The country had gone through a nightmare, in the eight weeks between March 1 and April 30, 2021. India’s daily cases grew 40 times from 11,000 to more than 400,000. No healthcare system in the world can handle an explosion of patients of this sort. The only way to protect the population is to stockpile equipment that may not be immediately required today but are produced and procured and set aside in anticipation of a wave’s peak.

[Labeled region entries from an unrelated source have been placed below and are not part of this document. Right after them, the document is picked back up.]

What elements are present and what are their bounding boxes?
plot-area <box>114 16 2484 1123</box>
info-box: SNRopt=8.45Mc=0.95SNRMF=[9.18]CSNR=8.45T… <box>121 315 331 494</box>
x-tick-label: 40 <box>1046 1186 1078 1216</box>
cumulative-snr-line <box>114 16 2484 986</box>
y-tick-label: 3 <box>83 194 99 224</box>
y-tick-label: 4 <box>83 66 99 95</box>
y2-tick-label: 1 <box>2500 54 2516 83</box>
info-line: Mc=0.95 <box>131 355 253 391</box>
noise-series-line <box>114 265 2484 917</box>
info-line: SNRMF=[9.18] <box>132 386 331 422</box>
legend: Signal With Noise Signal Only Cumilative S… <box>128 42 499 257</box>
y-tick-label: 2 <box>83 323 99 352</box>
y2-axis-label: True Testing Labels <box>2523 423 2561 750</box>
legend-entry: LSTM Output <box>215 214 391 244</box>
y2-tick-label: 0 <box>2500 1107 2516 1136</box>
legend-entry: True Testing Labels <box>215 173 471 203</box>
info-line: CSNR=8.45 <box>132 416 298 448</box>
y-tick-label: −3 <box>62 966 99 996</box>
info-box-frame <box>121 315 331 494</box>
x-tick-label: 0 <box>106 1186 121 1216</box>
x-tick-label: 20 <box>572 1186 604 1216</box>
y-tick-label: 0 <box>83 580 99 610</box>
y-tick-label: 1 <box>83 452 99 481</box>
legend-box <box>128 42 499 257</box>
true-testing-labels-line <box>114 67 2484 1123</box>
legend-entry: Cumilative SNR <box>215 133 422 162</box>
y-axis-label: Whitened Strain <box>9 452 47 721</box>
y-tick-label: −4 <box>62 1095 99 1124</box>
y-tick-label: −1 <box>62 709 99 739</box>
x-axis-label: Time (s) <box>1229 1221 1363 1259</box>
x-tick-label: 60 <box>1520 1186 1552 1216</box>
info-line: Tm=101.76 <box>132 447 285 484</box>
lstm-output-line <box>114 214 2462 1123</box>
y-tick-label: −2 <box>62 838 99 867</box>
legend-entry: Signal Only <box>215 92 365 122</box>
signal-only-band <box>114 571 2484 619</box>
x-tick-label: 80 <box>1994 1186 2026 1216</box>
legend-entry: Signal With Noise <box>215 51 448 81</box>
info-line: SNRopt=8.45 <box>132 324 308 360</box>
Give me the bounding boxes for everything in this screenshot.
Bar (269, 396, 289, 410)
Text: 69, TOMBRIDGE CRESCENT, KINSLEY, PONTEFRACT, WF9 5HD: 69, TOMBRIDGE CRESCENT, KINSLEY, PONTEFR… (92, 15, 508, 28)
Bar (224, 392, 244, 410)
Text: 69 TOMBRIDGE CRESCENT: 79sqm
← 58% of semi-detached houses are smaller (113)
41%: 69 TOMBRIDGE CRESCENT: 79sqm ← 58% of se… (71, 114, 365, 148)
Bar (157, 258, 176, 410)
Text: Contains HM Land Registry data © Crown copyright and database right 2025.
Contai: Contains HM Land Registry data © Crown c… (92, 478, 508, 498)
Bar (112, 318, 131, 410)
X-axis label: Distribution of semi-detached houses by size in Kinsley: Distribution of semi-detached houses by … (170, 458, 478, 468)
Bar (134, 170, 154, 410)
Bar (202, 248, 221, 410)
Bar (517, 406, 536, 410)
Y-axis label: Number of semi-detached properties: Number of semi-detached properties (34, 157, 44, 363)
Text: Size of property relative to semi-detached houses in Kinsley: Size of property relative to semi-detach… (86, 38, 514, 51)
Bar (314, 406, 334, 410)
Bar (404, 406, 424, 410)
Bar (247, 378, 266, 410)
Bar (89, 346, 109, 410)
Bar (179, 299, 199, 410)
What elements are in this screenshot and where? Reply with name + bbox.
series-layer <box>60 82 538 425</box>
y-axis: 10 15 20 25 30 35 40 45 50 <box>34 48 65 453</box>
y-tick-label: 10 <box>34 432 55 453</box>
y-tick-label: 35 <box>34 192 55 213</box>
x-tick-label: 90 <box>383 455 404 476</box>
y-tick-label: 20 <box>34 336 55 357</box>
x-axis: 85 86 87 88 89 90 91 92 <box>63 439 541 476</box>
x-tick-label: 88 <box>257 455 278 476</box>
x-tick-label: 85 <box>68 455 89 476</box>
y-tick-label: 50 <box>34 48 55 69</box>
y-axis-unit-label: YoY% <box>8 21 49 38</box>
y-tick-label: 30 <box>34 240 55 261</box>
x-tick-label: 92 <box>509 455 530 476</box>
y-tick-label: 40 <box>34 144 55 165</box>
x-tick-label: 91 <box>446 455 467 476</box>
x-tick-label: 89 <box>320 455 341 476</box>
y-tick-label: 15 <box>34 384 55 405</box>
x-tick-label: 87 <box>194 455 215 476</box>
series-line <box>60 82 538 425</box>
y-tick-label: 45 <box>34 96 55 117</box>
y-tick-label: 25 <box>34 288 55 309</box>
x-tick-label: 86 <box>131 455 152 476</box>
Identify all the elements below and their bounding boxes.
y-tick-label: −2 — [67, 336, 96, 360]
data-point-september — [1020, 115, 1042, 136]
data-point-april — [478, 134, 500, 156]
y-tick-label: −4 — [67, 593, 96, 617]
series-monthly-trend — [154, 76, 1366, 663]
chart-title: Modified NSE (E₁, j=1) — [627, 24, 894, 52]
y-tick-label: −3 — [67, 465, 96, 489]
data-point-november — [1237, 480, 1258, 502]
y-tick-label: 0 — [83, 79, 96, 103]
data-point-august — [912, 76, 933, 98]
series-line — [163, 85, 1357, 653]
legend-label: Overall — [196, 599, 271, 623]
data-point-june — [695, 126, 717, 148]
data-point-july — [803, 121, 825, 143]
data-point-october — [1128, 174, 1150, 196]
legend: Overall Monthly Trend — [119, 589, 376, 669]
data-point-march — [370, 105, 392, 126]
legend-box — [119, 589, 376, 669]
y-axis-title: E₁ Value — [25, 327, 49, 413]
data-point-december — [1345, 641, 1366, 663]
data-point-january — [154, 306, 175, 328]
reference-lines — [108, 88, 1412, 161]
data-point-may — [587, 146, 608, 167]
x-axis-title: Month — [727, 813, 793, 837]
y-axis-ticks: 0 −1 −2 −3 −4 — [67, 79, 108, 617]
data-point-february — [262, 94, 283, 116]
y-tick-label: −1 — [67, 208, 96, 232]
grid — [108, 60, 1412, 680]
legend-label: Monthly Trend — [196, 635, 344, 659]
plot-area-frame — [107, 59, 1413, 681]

However, amid this doom and gloom, if the government is even now able to commit itself to course-correction, the situation can somewhat be saved. If strong measures are taken and effectively implemented at the state, district and city-level, the third wave may not happen in all places or indeed anywhere at all.
National Association of Software and Services Companies (Nasscom), comprising large Indian companies including software development, software services, IT-enabled and BPO services are seeing double-digit growth rates as clients increasingly invest in technology to transform their businesses. Their president, Debjani Ghosh has urged the government to allow procurement of vaccines approved by the World Health Organisation (WHO) and liberalise the Foreign Contribution Regulation Act (FCRA) to ensure that its customers and individuals can provide relief and contributions to tackle the pandemic. “For India, with a population of 1.3 billion, the only way is to have public-private partnership in procuring, distributing vaccines, and ensuring that every person is vaccinated,” said Ghosh.
The coronavirus seems to be here to stay. The virus will probably keep mutating and circulating amongst the population. The CEOs of Pfizer and Johnson & Johnson, both have said that there may be a need to get vaccinated annually against the virus. Dr. Anthony Fauci, Director, National Institute of Allergy and Infectious Diseases, USA supports this, “We know that the vaccine durability of the efficacy lasts at least six months, and likely considerably more, but I think we will almost certainly require a booster sometime within a year or so after getting the primary.”
A recent sero-survey by the Institute of Genomics and Integrative Biology (IGIB) suggested that the neutralising antibodies declined significantly after five-six months, making people prone to reinfections.
Alongside this, it is very likely that newer and newer variants will keep emerging, until the virus mutates to becoming less and less deadly over time, and it gets concentrated in local, smaller populations or even become seasonal, like the flu. How many more rare, life-threatening COVID-19 complications as mucormycosis rear their ugly head now is anybody’s guess.
The pandemic, although far from over, will likely become endemic.